US senators are calling for cryptocurrency transactions to be taxed, in a bid to help pump $28 billion into America’s coffers.
A proposed bill in the Senate’s bipartisan infrastructure deal voted through in the early hours included the surprise addition of measures to milk revenue from crypto.
The bill now goes to a full Senate vote before being handed to the House of Representatives to be passed into law.
If it gets the nod in Washington, the ripple effect of cryptocurrency taxation in the US could have far reaching implications across the globe for digital assets.
Capitol Hill had been the backdrop to weeks of meticulous and often painstaking discussions under the spotlight of US President Joe Biden’s longing for cross-party cooperation.
The landmark legislative barrier was finally hurdled a few hours ago – but only after the notion of taxing crypto was thrown into the ring late on.
Massive program of investment
The infrastructure spending bill has been stamped as an urgent priority by the Biden administration as it attempts to sweep in a massive program of investment to steer the US economy away from potential financial problems.
“This deal signals to the world that our democracy can function, deliver, and do big things,” Biden said ahead of the vote.
“As we did with the transcontinental railroad and the interstate highway, we will once again transform America and propel us into the future.”
What hadn’t been expected before the debate began, was the inclusion of legislation measures relating to cryptocurrencies.
Ohio’s Republican Senator Rob Portman set the wheels in motion after saying Congress had raised concerns over taxation requirements for cryptocurrency reporting.
“Everybody’s been talking about the appropriate way to provide more reporting in particular and that leads to better compliance,” he said.
The proposals are now focused on clamping down on reporting requirements for brokers as well as tightening regulations on how businesses handle cryptocurrency.

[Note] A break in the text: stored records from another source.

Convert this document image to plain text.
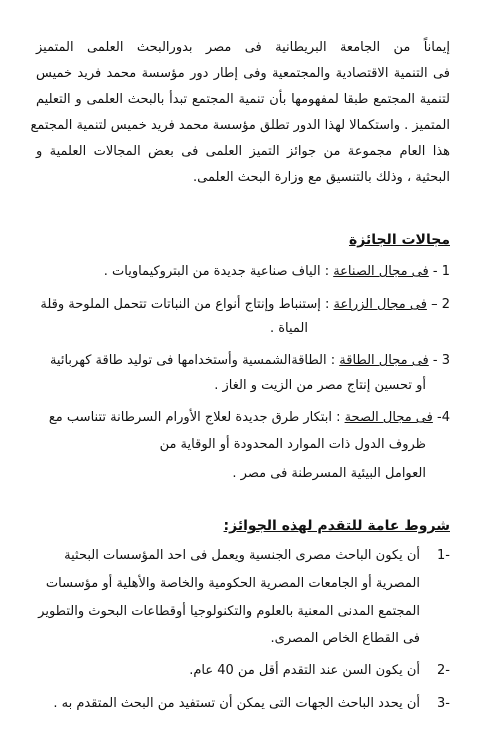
إيماناً من الجامعة البريطانية فى مصر بدورالبحث العلمى المتميز
فى التنمية الاقتصادية والمجتمعية وفى إطار دور مؤسسة محمد فريد خميس
لتنمية المجتمع طبقا لمفهومها بأن تنمية المجتمع تبدأ بالبحث العلمى و التعليم
المتميز . واستكمالا لهذا الدور تطلق مؤسسة محمد فريد خميس لتنمية المجتمع
هذا العام مجموعة من جوائز التميز العلمى فى بعض المجالات العلمية و
البحثية ، وذلك بالتنسيق مع وزارة البحث العلمى.
مجالات الجائزة
1 - فى مجال الصناعة : الياف صناعية جديدة من البتروكيماويات .
2 – فى مجال الزراعة : إستنباط وإنتاج أنواع من النباتات تتحمل الملوحة وقلة
المياة .
3 - فى مجال الطاقة : الطاقةالشمسية وأستخدامها فى توليد طاقة كهربائية
أو تحسين إنتاج مصر من الزيت و الغاز .
4- فى مجال الصحة : ابتكار طرق جديدة لعلاج الأورام السرطانة تتناسب مع
ظروف الدول ذات الموارد المحدودة أو الوقاية من
العوامل البيئية المسرطنة فى مصر .
شروط عامة للتقدم لهذه الجوائز:
-1
أن يكون الباحث مصرى الجنسية ويعمل فى احد المؤسسات البحثية
المصرية أو الجامعات المصرية الحكومية والخاصة والأهلية أو مؤسسات
المجتمع المدنى المعنية بالعلوم والتكنولوجيا أوقطاعات البحوث والتطوير
فى القطاع الخاص المصرى.
-2
أن يكون السن عند التقدم أقل من 40 عام.
-3
أن يحدد الباحث الجهات التى يمكن أن تستفيد من البحث المتقدم به .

The final bill could now demand that transactions in excess of $10,000 are to be reported to Internal Revenue Service (IRS).
It is anticipated the crypto industry will rail against the proposals – the US Blockchain Association has already labelled the proposal as “hugely problematic” and vowed to push for the bill’s surprise additions to be changed.
However, the bill was strongly backed, winning the vote by 67 to 32 – an ominous sign that the cryptocurrency community will have a serious fight on its hands to overturn a groundswell of momentum towards strengthening tax enforcement.
The eyes of the world will be watching the next two votes closely as governments tune in to how much cash the US can raise from crypto tax.